It’s easy when we feel passionate about something, say a belief or a cause, to become so invested in upholding that cause that we feel like we have reached some sort of moral higher ground. I don’t think it’s intentional in most cases and I don’t think we want to become adversarial but that is what often happens. And our interactions can become adversarial vs engaging and educating.
That passion and fire for something we believe so strongly in can develop into frustration and in turn anger when we feel we aren’t being heard or that our cause is not being understood or we are facing some kind of opposition.
Being someone that has turned into somewhat of an activist myself, I have gone through the range of emotions and feel like my evolution is underway when it comes to what being an activist means for me and how I represent that, and how to support what I feel so strongly about and ultimately how I engage with others about things.

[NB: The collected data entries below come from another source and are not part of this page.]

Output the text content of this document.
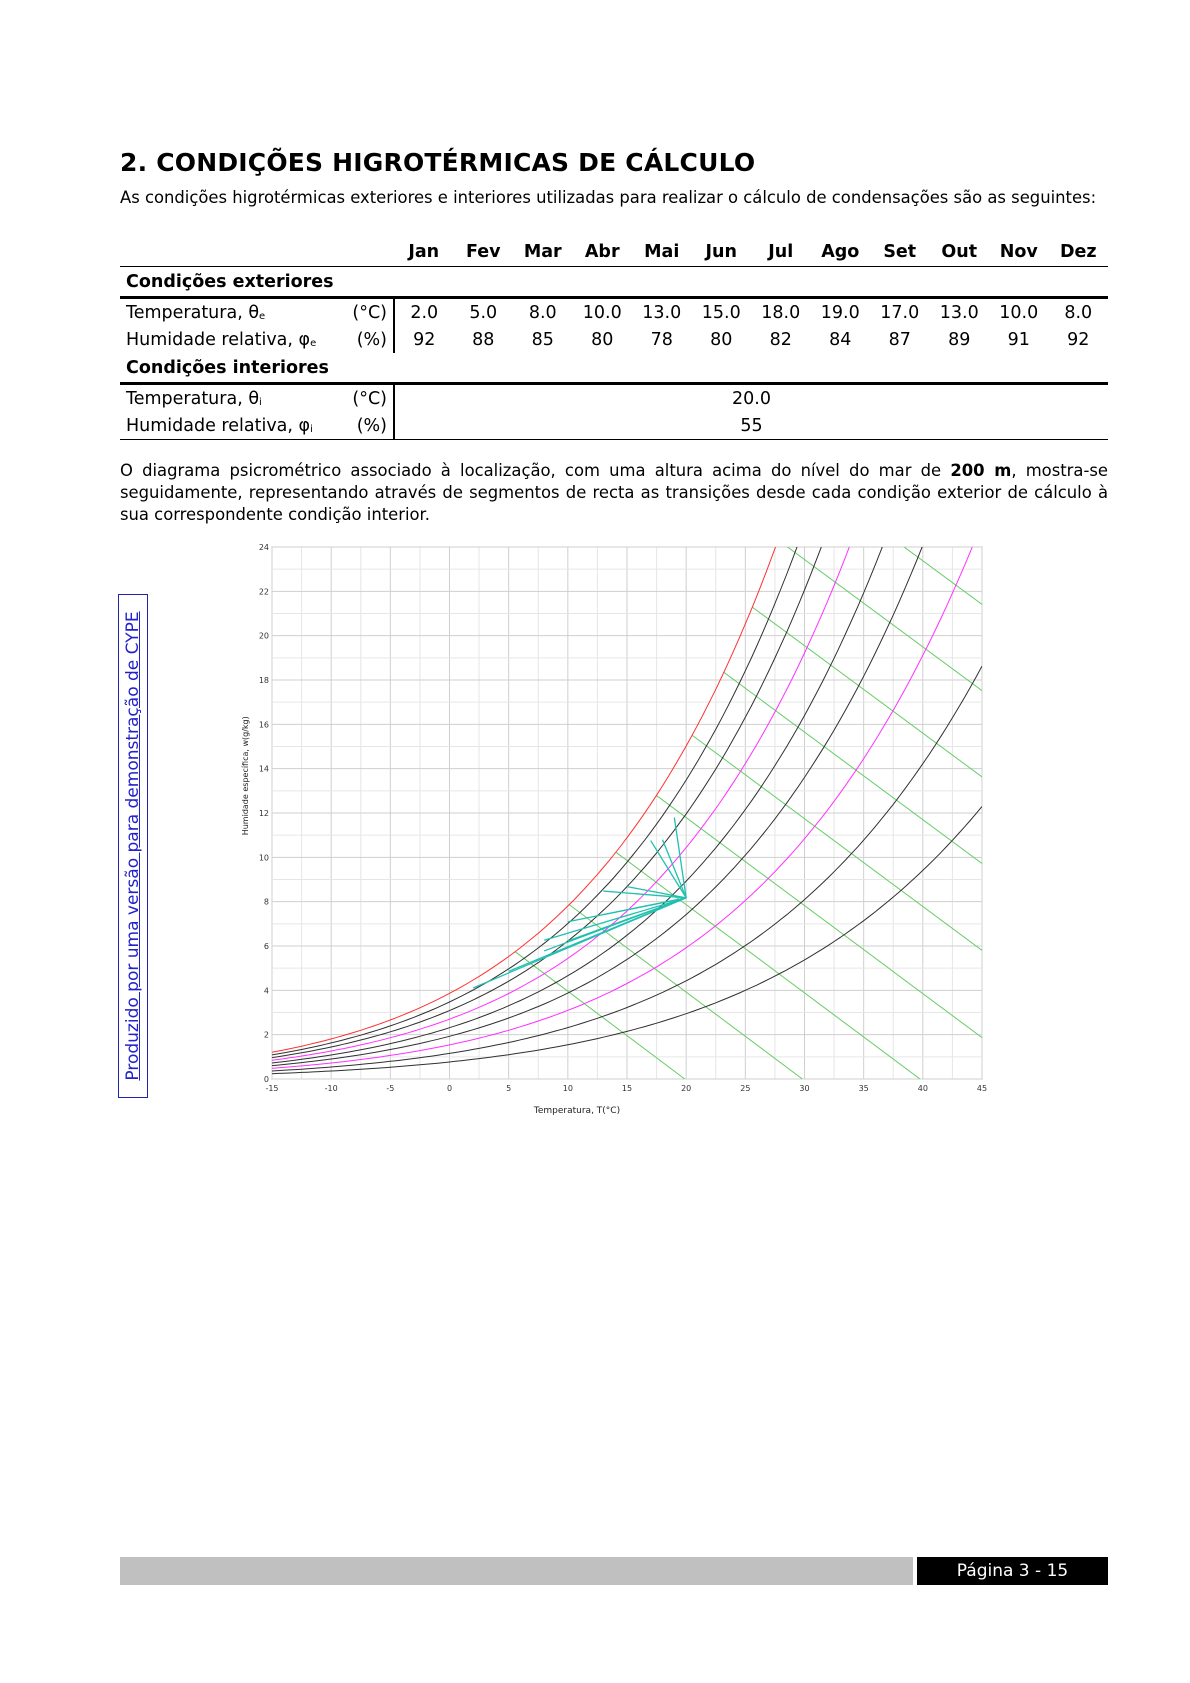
2. CONDIÇÕES HIGROTÉRMICAS DE CÁLCULO

As condições higrotérmicas exteriores e interiores utilizadas para realizar o cálculo de condensações são as seguintes:

		Jan	Fev	Mar	Abr	Mai	Jun	Jul	Ago	Set	Out	Nov	Dez
Condições exteriores													
Temperatura, θe	(°C)	2.0	5.0	8.0	10.0	13.0	15.0	18.0	19.0	17.0	13.0	10.0	8.0
Humidade relativa, φe	(%)	92	88	85	80	78	80	82	84	87	89	91	92
Condições interiores													
Temperatura, θi	(°C)	20.0											
Humidade relativa, φi	(%)	55											

O diagrama psicrométrico associado à localização, com uma altura acima do nível do mar de 200 m, mostra-se seguidamente, representando através de segmentos de recta as transições desde cada condição exterior de cálculo à sua correspondente condição interior.

Produzido por uma versão para demonstração de CYPE
-15	-10	-5	0	5	10	15	20	25	30	35	40	45
0
2
4
6
8
10
12
14
16
18
20
22
24
Temperatura, T(°C)
Humidade específica, w(g/kg)
Página 3 - 15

What I keep telling myself is to meet people where they are, and to remind myself that I am where I am as a result of a journey, that I didn’t start off understanding what I know today and I in fact partook in and unknowingly supported the practices that I now despise and work to put and end to.
No one wants to be initially confronted with judgement or accusations of wrong doing, that most often results in immediate defensiveness and in our culture, all out conflict. And instead of helping educate and broadening someone’s perspective, the opposite results and you basically solidify that person’s opposition or rejection of your cause/belief before they even had a chance to consider the options. In many cases, that person may have been open to a positive interaction and a new perspective on the topic had the approach come from a place of love and understanding.
This is what I see happening day in and day out on twitter. Activists of all sorts basically challenging and creating conflict where there was none. Taking things out of context and pitting themselves against people that actually had good intentions of trying to understand, engage and participate in peaceful progress. When this happens, the activists have hurt their own cause.
Our culture seems to breed a need for being adversarial. We are groomed to pit ourselves against one another on just about everything from politics to what we eat to race issues to what sports teams we side with. Always picking sides, always choosing to be against someone or something vs standing together and reaching out in understanding. Like my baseball team is better than yours I fucking hate you and your stupid team!!! How about we all love the game of baseball first? How about we start of by working to find common ground instead of the default being reacting to every single thing by finding how we can put someone on the “wrong” side.
I saw people posting negatively about Common’s comments on Jon Stewart where he basically said, instead of the approach being “your ancestors did this to my ancestors,” try reaching out a hand to the ones you wish would understand, engage them from a place of love and folks were upset about that, choosing to take a position and an approach of an adversary vs that of an engager. And I get it, there is a level of ignorance and injustice happening sometime that is beyond reason and understanding but if we choose to engage in that, to react to it, to get distracted by it, we lose focus and take energy and power away from driving the change that we want.
Another example is like a hardcore vegan hating on a new vegan for still wearing leather shoes. That approach does nothing to help that person further their understanding and their perspective, instead they will feel judged and defensive and not want to participate, instead of furthering the cause, someone gets pushed away from it.
To me, by continuing to pit ourselves against something, anything as our first approach, we end up being sheep to a system that wants us to be fighting amongst ourselves so that we can be distracted from what’s really going on and therefore not gather enough support and union to drive real change. I see it in so many different parts of our society, culture, etc.
There is something to be said for fighting the good fight, fighting for our rights, fighting for justice, fighting for better. But if we only know how to do this by fighting AGAINST something else vs fighting TOGETHER FOR something, we won’t make any progress.
Everyone is on a different journey, everyone’s eyes are opened to things and their perspectives grown in different ways. We can either be an agent for change or end up getting in the way of that which we desire. It is our choice, we can choose HOW we engage. Let’s start from a place of what unites us vs what divides us. Together is the only way we can drive real meaningful change.